Justice Department reaches cleanup deal with Houston after civil rights inquiry

Justice Department reaches cleanup deal with Houston after civil rights | ltc-a

The Justice Department has reached an agreement with the City of Houston to improve trash removal and environmental monitoring after an investigation into the widespread dumping of trash, including human bodies, in predominantly Black and Latino neighborhoods.

The pact, announced Tuesday, was the result of a year-long investigation by the department’s civil rights division into dozens of complaints by residents. It includes a pledge from Mayor Sylvester Turner to fund cleanup projects, overseen by federal officials for three years.

The deal, which followed weeks of negotiations between department officials and municipal leaders in Houston, is part of the Biden administration’s broader environmental justice agenda, which seeks to redress the disproportionate impact of waste, air and water pollution on communities of color across the country.

“No one should have to live next to discarded tires, bags of trash, rotting carcasses, infected soils and contaminated groundwater, all caused by illegal dumping,” Alamdar S. Hamdani, U.S. attorney for the Southern District of Texas, said Tuesday. during a press conference in Houston.

« For too long, Houston’s underprivileged and low-income communities have had to bear the health burdens of inaction and the misdeeds of others, » he said.

Under the agreement, the city said it will provide more data and insight into its efforts to address illegal dumping. Local officials also vowed to step up enforcement action against industrial and commercial polluters in a city whose notoriously lax zoning laws have led to the mixing of industrial sites and residential neighborhoods.

The deal also requires Houston to develop an online « neighborhood fairness dashboard » to analyze whether officials are meeting their commitments, which department officials hope will be a blueprint for subsequent similar deals.

The Justice Department opened a wide-ranging investigation last July after a local legal aid group filed a federal civil rights complaint on behalf of Houston residents accusing the city of discriminating against residents of a northern neighborhood -east, Trinity/Houston Gardens.

Piles of household trash, industrial waste and other items dumped in low-income neighborhoods in recent years included furniture, mattresses, tires, medical waste, trash, dead bodies and vandalized ATMs, Justice Department officials said at the time.

Attorneys at the legal aid group, Lone Star Legal Aid, have spent months collecting complaints from people who have called Houston’s 311 system to report illegal dumping and other environmental violations only to have their problems ignored.

At the time, Mr. Turner, a Democrat, called the department’s decision to open the investigation « absurd, baseless and without merit. »

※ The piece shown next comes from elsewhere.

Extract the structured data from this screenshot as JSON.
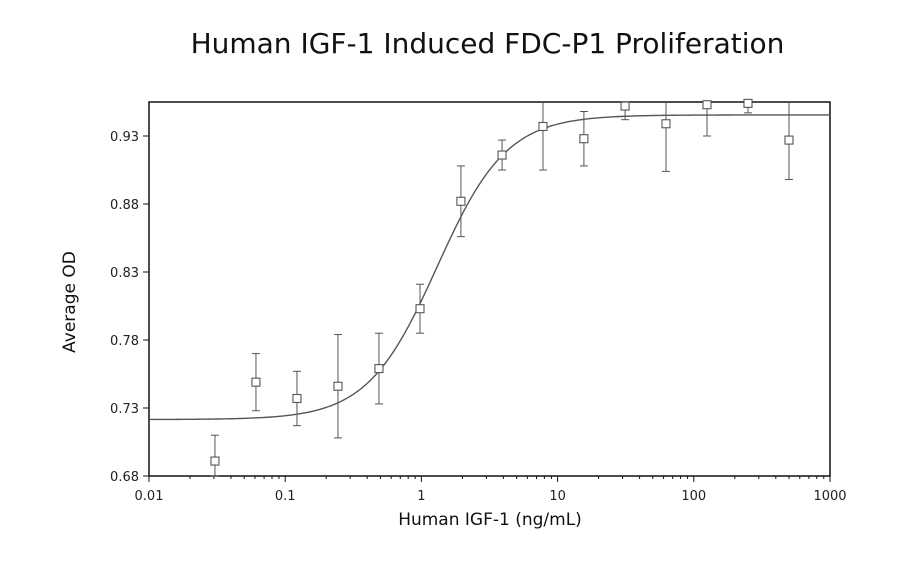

On Tuesday, Turner applauded the deal but said it was an extension of initiatives his administration had already taken.

He ticked off a list of recent improvements under a plan he unveiled in March, saying the city reduced response time to illegal dumping complaints from 49 days to 11 days over the past year. He also doubled the deployment of law enforcement to punish polluters, which increased the total number of fines imposed from around 50 to more than 200 in the same period, he added.

« Despite everything we’ve done and continue to do, it’s been a bit deflated, » said Turner, who has been in office since 2016, of the Justice Department’s decision to investigate the city.

Federal officials said they were more interested in improving conditions than exposing past failures.

Often, the department’s civil rights division makes the findings of investigations public before announcing voluntary agreements or court-approved consent decrees with local authorities.

In this case, Kristen Clarke, head of the Justice Department’s civil rights division, told reporters that the government had « suspended its investigation » into the city’s actions to focus « on remedying the problem. »

While the settlement alluded to the city’s troubled past, it did not include detailed investigative findings or a deeper examination of the origins of some of its more chronic and consequential problems, including the historical patterns of discrimination that led to the construction of 11 of 13 waste incinerators in the black and brown neighborhoods of Houston.

That’s the same approach the department took in April when officials announced a similar settlement — but no investigative reports — after examining claims that state and local officials discriminated against black residents in poor Lowndes County, Alabama. , failing to adequately repair and maintain wastewater and sewage.